Il y a quelques années de ça, on avait fait du Mans (Sarthe) la capitale française du shoegaze. C’était à l’époque pas si lointaine où The Dead Mantra, le label Cranes Records ou Bile Noire rivalisaient d’intensité dans leurs productions et réussissaient à couvrir les maudits moteurs vrombissants des bolides. Le soufflé était un peu retombé mais c’était sans compter sur un nouveau trio d’adorateurs du bruit, Carnage Piknik. Sous la nappe à carreaux traditionnelle et dans le petit panier d’osier, les trois jeunes délinquants, Hélio à la guitare, Milan le batteur et Eve la bassiste ont planqué de quoi faire exploser les dimanches à la campagne.
Âgés de 17 ans et 18 ans, les membres du trio se relaient au champ et incarnent une nouvelle manière de faire la musique : inclusive, démocratique et amicalement tonitruante. Carnage Piknik ne fait pas de quartier et vient de lancer dans la mêlée un premier EP, Silence As A Tone of Noise. Le titre résonne un peu facilement comme un manifeste et l’on trouve effectivement quelques silences bienvenus dans leur première collection de chansons. En une grosse vingtaine de minutes et cinq pièces, les Carnage Piknik s’imposent comme l’une des plus prometteuses usines à étincelles du pays. Le premier morceau qui donne son titre au EP est parfaitement construit, partant de peu pour arriver à un grand tout bruitiste, parlé/craché, en forme d’apothéose. On connaît ce mouvement crescendo qui se perd dans un brouillard électrique, si fort qu’il en devient métaphysique, et on ne s’en lassera sans doute jamais. Mais on a une petite préférence (une grosse…) pour le génial What’s Left, plus direct, simple et punk. La voix d’Eve hypnotise et égrène tout ce que l’héroïne désolée de ce « récit » speedé et punk a laissé en route. What’s Left (for her)? sonne comme la petite sœur 4.0 d’un She’s Lost Control débarrassé de toute liturgie.
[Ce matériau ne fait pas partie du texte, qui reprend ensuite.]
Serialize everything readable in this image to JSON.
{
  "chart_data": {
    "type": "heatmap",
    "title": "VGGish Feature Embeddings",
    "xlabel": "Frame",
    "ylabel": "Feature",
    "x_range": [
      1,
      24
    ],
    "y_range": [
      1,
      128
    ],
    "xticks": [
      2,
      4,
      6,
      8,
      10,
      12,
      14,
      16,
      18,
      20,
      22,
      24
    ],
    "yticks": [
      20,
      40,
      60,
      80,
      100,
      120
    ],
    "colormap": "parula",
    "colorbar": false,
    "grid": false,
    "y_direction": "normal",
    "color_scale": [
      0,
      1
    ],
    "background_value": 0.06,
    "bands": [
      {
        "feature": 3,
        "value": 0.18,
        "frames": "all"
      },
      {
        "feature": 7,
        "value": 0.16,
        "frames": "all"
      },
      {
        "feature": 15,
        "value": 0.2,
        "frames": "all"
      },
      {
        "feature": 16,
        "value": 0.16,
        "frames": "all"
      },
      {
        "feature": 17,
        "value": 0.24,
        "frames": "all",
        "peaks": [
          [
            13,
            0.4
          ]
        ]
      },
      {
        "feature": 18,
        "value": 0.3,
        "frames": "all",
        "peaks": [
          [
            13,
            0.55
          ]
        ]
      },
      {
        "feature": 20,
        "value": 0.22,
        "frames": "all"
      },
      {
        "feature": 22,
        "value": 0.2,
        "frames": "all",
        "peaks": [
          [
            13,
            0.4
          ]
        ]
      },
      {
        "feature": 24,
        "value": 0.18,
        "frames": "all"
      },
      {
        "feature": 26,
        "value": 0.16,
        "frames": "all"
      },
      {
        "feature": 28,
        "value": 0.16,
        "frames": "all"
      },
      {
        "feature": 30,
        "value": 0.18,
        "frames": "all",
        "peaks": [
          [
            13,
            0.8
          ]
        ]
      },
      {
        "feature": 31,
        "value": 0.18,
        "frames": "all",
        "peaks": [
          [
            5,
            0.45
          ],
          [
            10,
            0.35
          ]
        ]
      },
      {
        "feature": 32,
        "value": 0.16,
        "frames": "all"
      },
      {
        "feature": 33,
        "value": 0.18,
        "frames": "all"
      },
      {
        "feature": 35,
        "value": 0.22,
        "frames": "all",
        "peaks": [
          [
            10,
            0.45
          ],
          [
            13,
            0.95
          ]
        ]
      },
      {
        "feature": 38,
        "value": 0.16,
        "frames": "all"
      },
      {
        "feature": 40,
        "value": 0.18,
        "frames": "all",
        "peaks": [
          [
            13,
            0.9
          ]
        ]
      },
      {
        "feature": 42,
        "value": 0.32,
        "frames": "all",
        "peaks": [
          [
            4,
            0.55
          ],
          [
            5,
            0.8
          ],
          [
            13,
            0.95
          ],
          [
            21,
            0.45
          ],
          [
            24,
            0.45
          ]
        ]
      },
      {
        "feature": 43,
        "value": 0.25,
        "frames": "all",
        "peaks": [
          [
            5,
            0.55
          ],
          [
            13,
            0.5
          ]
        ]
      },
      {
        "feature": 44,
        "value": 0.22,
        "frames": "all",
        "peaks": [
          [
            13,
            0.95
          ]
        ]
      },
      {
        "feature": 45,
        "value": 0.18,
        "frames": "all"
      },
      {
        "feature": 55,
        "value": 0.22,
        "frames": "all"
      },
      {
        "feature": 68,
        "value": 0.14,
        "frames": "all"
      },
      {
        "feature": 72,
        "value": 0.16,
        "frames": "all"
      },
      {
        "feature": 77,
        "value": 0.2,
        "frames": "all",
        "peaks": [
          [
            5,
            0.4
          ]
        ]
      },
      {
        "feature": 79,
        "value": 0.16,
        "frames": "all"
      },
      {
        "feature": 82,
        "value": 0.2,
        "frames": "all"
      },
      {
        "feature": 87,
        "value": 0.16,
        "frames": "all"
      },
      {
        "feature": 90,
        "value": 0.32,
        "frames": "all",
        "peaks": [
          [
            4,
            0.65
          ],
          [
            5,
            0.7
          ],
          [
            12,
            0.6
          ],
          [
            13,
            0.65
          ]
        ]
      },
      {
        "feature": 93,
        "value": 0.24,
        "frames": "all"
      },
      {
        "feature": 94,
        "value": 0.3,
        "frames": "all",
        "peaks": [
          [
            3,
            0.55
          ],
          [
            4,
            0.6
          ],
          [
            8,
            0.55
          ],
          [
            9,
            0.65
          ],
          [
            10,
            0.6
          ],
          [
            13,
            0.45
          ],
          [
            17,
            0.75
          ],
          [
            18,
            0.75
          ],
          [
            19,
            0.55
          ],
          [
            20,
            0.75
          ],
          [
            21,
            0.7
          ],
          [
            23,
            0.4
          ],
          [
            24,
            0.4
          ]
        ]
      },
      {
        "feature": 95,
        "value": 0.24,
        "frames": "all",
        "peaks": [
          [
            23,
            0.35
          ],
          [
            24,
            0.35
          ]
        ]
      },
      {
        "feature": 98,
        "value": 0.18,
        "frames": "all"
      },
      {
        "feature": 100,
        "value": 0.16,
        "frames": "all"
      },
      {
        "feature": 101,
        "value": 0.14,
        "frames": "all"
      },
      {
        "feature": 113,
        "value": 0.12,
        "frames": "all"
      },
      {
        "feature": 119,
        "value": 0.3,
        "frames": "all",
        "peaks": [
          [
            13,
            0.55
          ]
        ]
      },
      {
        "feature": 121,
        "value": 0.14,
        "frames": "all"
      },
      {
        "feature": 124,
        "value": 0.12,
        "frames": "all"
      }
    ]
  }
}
Fuzz war passe en puissance dans un registre plus classique et martelé, plus mécanique et qui tabasse le spectre d’un math rock bruitiste. Cela reste formidablement bien fait avec notamment une séquence finale fort/faible qui fait grésiller de plaisir. On croit entendre avec Interlude une des premières/dernières productions de Joe Meek dans sa salle de bains studio, captées avant qu’il ne descende dans l’escalier avec son fusil. Less Is More se veut la pièce de résistance de l’EP, avec ses 8 minutes intimidantes. Le titre reflète l’audace du groupe et son envie de bâtir comme ses aînés une cathédrale de bruit et de douceur. La prise d’espace est réussie avec des chœurs et un ralentissement quasi folk et spectral du rythme, mais nous donne envie d’en entendre encore plus plutôt que de manger du raisin dans l’herbe. La production est au poil, assurée par l’impeccable Lionel Laquerrière (Geysir, Elektronische Staubband)
Ce premier EP n’est pas loin d’avoir tout bon. C’est toujours agréable de se faire dire la vérité par de plus jeunes que soi. Carnage Piknik est prêt pour d’autres boucheries et on leur souhaite beaucoup d’insuccès, de frustrations et de sources de colère blanche.